Hybrid Cloud Deep Dive: An On-Premise and IaaS blend
In our previous iteration of the Hybrid Cloud deep dive we talked about the hybrid IT use case that leverages your data centre providers cloud services product portfolio to supplement capacity and capability of your Macquarie Cloud Services (MCS) colocation footprint. We also mentioned this is somewhat dependent on your colocation provider having these capabilities. MCS certainly does provide this solution construct, which is something discussed in depth with organisations deeply entrenched in colocation as being a matter for serious consideration.
Unique Footprints
In that context, we classify 3rd party data centre footprints and customer on-premise infrastructure in a similar, but not same light… Why you ask?
If my infrastructure is housed in a 3rd party data centre I have one likely advantage. With the advent of high-bandwidth, inter-datacentre network providers, often able to offer short (month to month) contracts you can now procure rapidly, and economically, inter DC bandwidth, giving you a get out of jail free card (well almost free by telco standards). In short, you could enjoy “LAN-like” experience at a palatable cost between most of the major data centres to facilitate a hybrid IT outcome via someone like Megaport. On premise has one fundamental difference. Chances are you aren’t housing a high bandwidth carrier interconnect or point of presence. This means you’re now subject to an entirely different conundrum. Network (/telecommunications) services are less flexible, lower speed links at substantially higher costs. So what does that mean for your hybrid IT adoption? It means you have to pick your battles to ensure end user experience is, if not improved, at least constant and any implementation is a step in the right direction, rather than another cleanup project that you need to add on the list. Don’t dig the hole deeper!
Service adding value
On that note, let’s look at the specific on-premise use case and how some very common problems can be solved using “as a service” offerings, where the adoption is a step in the right direction, rather than a quick fix which can in turn lead to a future mop up job. The easy wins are use cases that are latency tolerant.
These are often the data tricklers (spellcheck indicates I just invented that word… so be it!). Backup data archiving to free up on-prem backup repository capacity for shorter-term backup sets for ever growing source datasets – and its offsite as a bonus.
Replicated datasets for filer type repositories where snapshotting can be more effective than traditional backups (and provide a DR capability at the same time – see where I’m going here?)
Even a simple scale out use case for Network Attached Storage (NAS) that utilises tiering policies based on frequency of access means you can seamlessly (from an end user perspective) extend capacity beyond your on-prem filer infrastructure and avoid increasing the physical footprint mid write-down (and avoid any additional CAPEX).
Siloed compute workloads with different user requirements.

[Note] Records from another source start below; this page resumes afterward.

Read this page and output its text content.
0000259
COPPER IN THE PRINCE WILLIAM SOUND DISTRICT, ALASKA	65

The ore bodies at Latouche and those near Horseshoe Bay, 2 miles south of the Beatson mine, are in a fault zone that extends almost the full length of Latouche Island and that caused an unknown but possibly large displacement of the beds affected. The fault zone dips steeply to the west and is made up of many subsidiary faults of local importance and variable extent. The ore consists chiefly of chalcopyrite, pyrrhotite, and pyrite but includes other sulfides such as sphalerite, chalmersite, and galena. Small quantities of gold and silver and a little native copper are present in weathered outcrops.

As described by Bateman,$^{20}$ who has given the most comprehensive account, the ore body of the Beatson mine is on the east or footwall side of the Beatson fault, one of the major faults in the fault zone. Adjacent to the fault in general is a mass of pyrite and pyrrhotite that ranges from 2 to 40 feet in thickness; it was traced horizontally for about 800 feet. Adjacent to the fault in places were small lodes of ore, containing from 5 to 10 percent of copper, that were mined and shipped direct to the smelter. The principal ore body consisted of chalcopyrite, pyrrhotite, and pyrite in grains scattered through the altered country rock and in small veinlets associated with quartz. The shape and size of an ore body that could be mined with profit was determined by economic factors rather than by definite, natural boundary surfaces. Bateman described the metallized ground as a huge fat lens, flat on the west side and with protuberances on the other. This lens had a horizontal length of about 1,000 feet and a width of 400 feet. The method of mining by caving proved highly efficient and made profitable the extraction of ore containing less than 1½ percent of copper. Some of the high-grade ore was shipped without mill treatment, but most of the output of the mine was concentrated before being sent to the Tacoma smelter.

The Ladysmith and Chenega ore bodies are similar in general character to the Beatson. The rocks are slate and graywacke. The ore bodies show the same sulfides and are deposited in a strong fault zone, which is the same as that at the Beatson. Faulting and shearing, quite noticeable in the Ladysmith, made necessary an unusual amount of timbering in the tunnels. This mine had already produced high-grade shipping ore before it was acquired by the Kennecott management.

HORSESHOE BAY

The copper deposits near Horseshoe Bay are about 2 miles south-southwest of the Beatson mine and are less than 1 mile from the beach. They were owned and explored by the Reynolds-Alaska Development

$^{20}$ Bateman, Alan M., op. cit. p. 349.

An example here might be to free up production compute and storage resource (that’s housed on-prem) you migrate all non-prod (DEV/UAT etc) workloads to a cloud platform like MCS LAUNCH. You could then enjoy a non-prod environment that reduces any risk of production system interruption or outage (by being removed from the equation) that, if planned correctly, can also double as a disaster recovery environment site that your team already familiar with and uses every day.

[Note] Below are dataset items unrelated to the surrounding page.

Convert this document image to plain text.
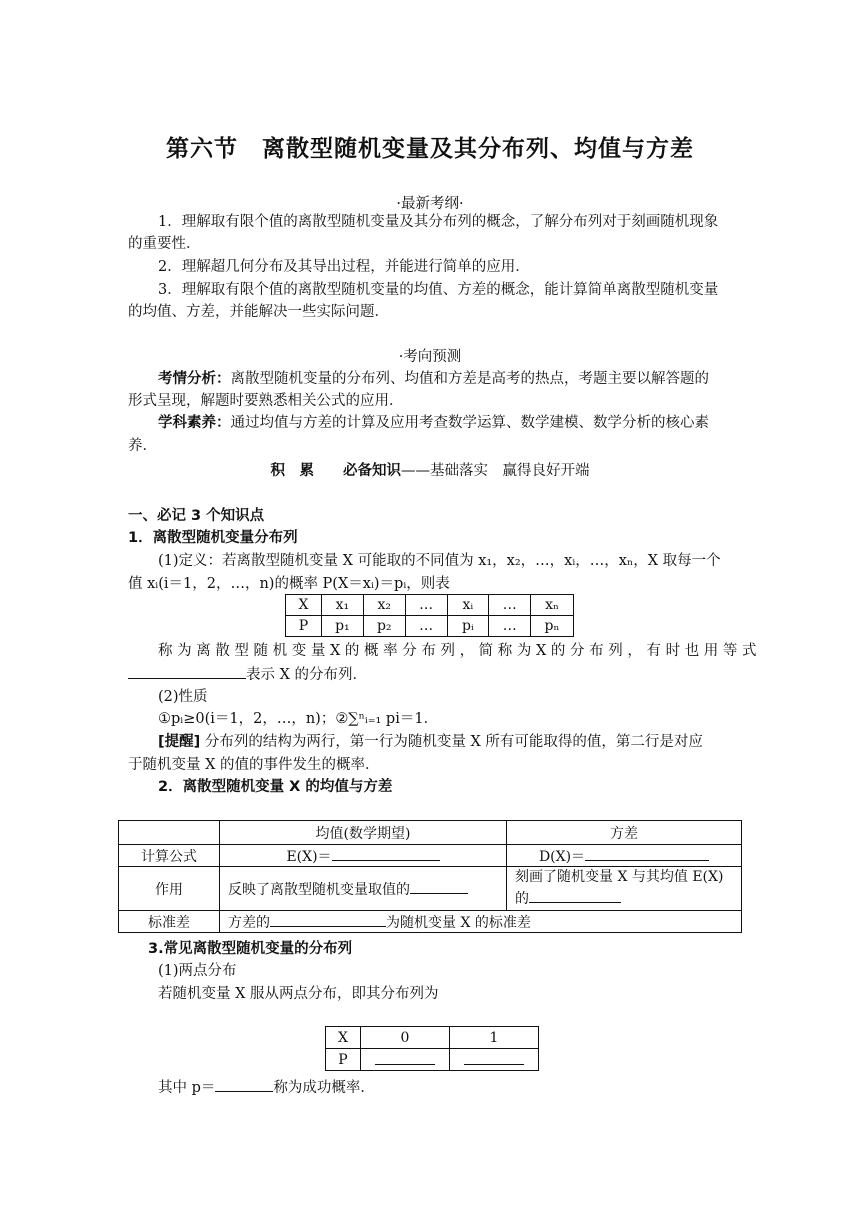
第六节　离散型随机变量及其分布列、均值与方差
·最新考纲·
1．理解取有限个值的离散型随机变量及其分布列的概念，了解分布列对于刻画随机现象
的重要性．
2．理解超几何分布及其导出过程，并能进行简单的应用．
3．理解取有限个值的离散型随机变量的均值、方差的概念，能计算简单离散型随机变量
的均值、方差，并能解决一些实际问题．
·考向预测
考情分析：离散型随机变量的分布列、均值和方差是高考的热点，考题主要以解答题的
形式呈现，解题时要熟悉相关公式的应用．
学科素养：通过均值与方差的计算及应用考查数学运算、数学建模、数学分析的核心素
养．
积　累　　必备知识——基础落实　赢得良好开端
一、必记 3 个知识点
1．离散型随机变量分布列
(1)定义：若离散型随机变量 X 可能取的不同值为 x₁，x₂，…，xᵢ，…，xₙ，X 取每一个
值 xᵢ(i＝1，2，…，n)的概率 P(X＝xᵢ)＝pᵢ，则表
X	x₁	x₂	…	xᵢ	…	xₙ
P	p₁	p₂	…	pᵢ	…	pₙ
称 为 离 散 型 随 机 变 量 X 的 概 率 分 布 列 ， 简 称 为 X 的 分 布 列 ， 有 时 也 用 等 式
表示 X 的分布列．
(2)性质
①pᵢ≥0(i＝1，2，…，n)；②∑ⁿᵢ₌₁ pi＝1．
[提醒] 分布列的结构为两行，第一行为随机变量 X 所有可能取得的值，第二行是对应
于随机变量 X 的值的事件发生的概率．
2．离散型随机变量 X 的均值与方差
	均值(数学期望)	方差
计算公式	E(X)＝	D(X)＝
作用	反映了离散型随机变量取值的	刻画了随机变量 X 与其均值 E(X)
的

标准差	方差的 为随机变量 X 的标准差	
3.常见离散型随机变量的分布列
(1)两点分布
若随机变量 X 服从两点分布，即其分布列为
X	0	1
P		
其中 p＝	称为成功概率．
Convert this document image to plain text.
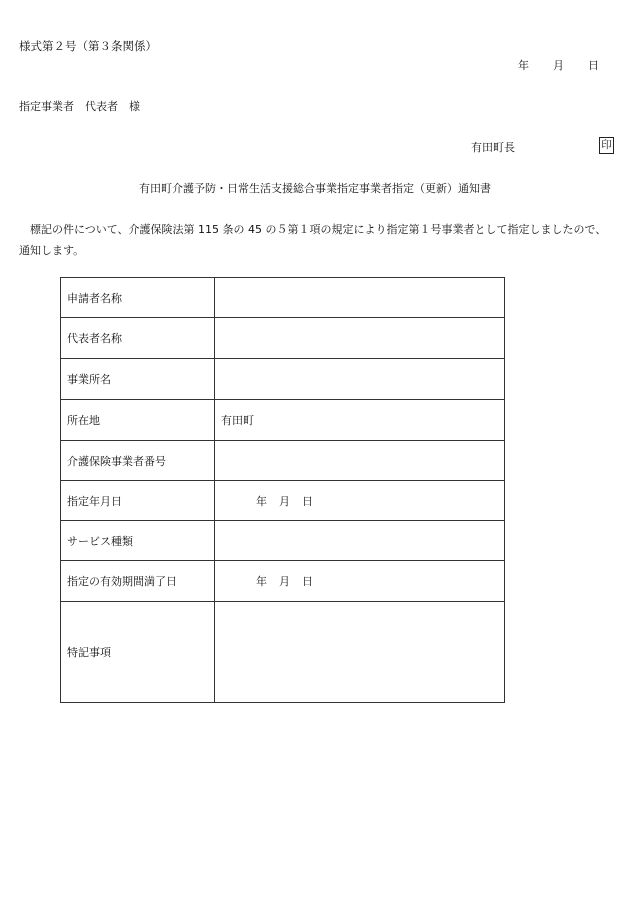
様式第２号（第３条関係）
年 月 日
指定事業者　 代表者　 様
有田町長	印
有田町介護予防・日常生活支援総合事業指定事業者指定（更新）通知書
標記の件について、介護保険法第 115 条の 45 の５第１項の規定により指定第１号事業者として指定しましたので、通知します。
申請者名称	
代表者名称	
事業所名	
所在地	有田町
介護保険事業者番号	
指定年月日	年 月 日
サービス種類	
指定の有効期間満了日	年 月 日
特記事項	
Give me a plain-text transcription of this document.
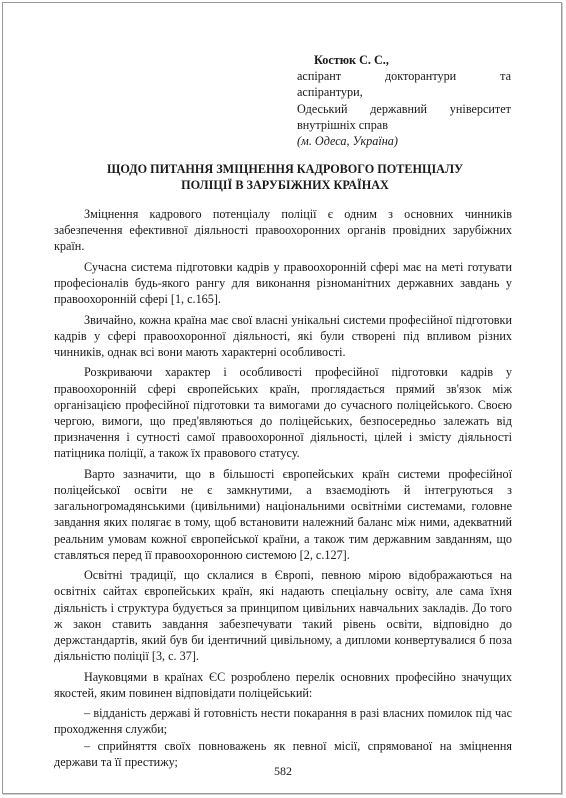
Костюк С. С.,
аспірант докторантури та
аспірантури,
Одеський державний університет
внутрішніх справ
(м. Одеса, Україна)
ЩОДО ПИТАННЯ ЗМІЦНЕННЯ КАДРОВОГО ПОТЕНЦІАЛУ
ПОЛІЦІЇ В ЗАРУБІЖНИХ КРАЇНАХ

Зміцнення кадрового потенціалу поліції є одним з основних чинників забезпечення ефективної діяльності правоохоронних органів провідних зарубіжних країн.

Сучасна система підготовки кадрів у правоохоронній сфері має на меті готувати професіоналів будь-якого рангу для виконання різноманітних державних завдань у правоохоронній сфері [1, с.165].

Звичайно, кожна країна має свої власні унікальні системи професійної підготовки кадрів у сфері правоохоронної діяльності, які були створені під впливом різних чинників, однак всі вони мають характерні особливості.

Розкриваючи характер і особливості професійної підготовки кадрів у правоохоронній сфері європейських країн, проглядається прямий зв'язок між організацією професійної підготовки та вимогами до сучасного поліцейського. Своєю чергою, вимоги, що пред'являються до поліцейських, безпосередньо залежать від призначення і сутності самої правоохоронної діяльності, цілей і змісту діяльності патіцника поліції, а також їх правового статусу.

Варто зазначити, що в більшості європейських країн системи професійної поліцейської освіти не є замкнутими, а взаємодіють й інтегруються з загальногромадянськими (цивільними) національними освітніми системами, головне завдання яких полягає в тому, щоб встановити належний баланс між ними, адекватний реальним умовам кожної європейської країни, а також тим державним завданням, що ставляться перед її правоохоронною системою [2, с.127].

Освітні традиції, що склалися в Європі, певною мірою відображаються на освітніх сайтах європейських країн, які надають спеціальну освіту, але сама їхня діяльність і структура будується за принципом цивільних навчальних закладів. До того ж закон ставить завдання забезпечувати такий рівень освіти, відповідно до держстандартів, який був би ідентичний цивільному, а дипломи конвертувалися б поза діяльністю поліції [3, с. 37].

Науковцями в країнах ЄС розроблено перелік основних професійно значущих якостей, яким повинен відповідати поліцейський:

– відданість державі й готовність нести покарання в разі власних помилок під час проходження служби;

– сприйняття своїх повноважень як певної місії, спрямованої на зміцнення держави та її престижу;

582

Source side deduplication features in backup software also mean that adopting remote backup (as a service) isn’t as bandwidth hungry as you may expect and may avoid backup software or hardware maintenance renewals that will only delay your cloud adoption. In many cases, where customers aren’t looking to re-platform their backup system front end (the software) we can simply provide highly scalable, very economical offsite backup data repositories.
Final thoughts
It’s not exactly rocket science and you could probably pigeon hole this type of solution as Mode 1 Hybrid. A way of extending the useful life of existing assets whilst removing the constraints of capacity which are the most common negative side effects of in-house/on-prem infrastructure deployments.
And hey, given the current climate, extracting the most out of your depreciating assets should be high on the list of evaluation criteria.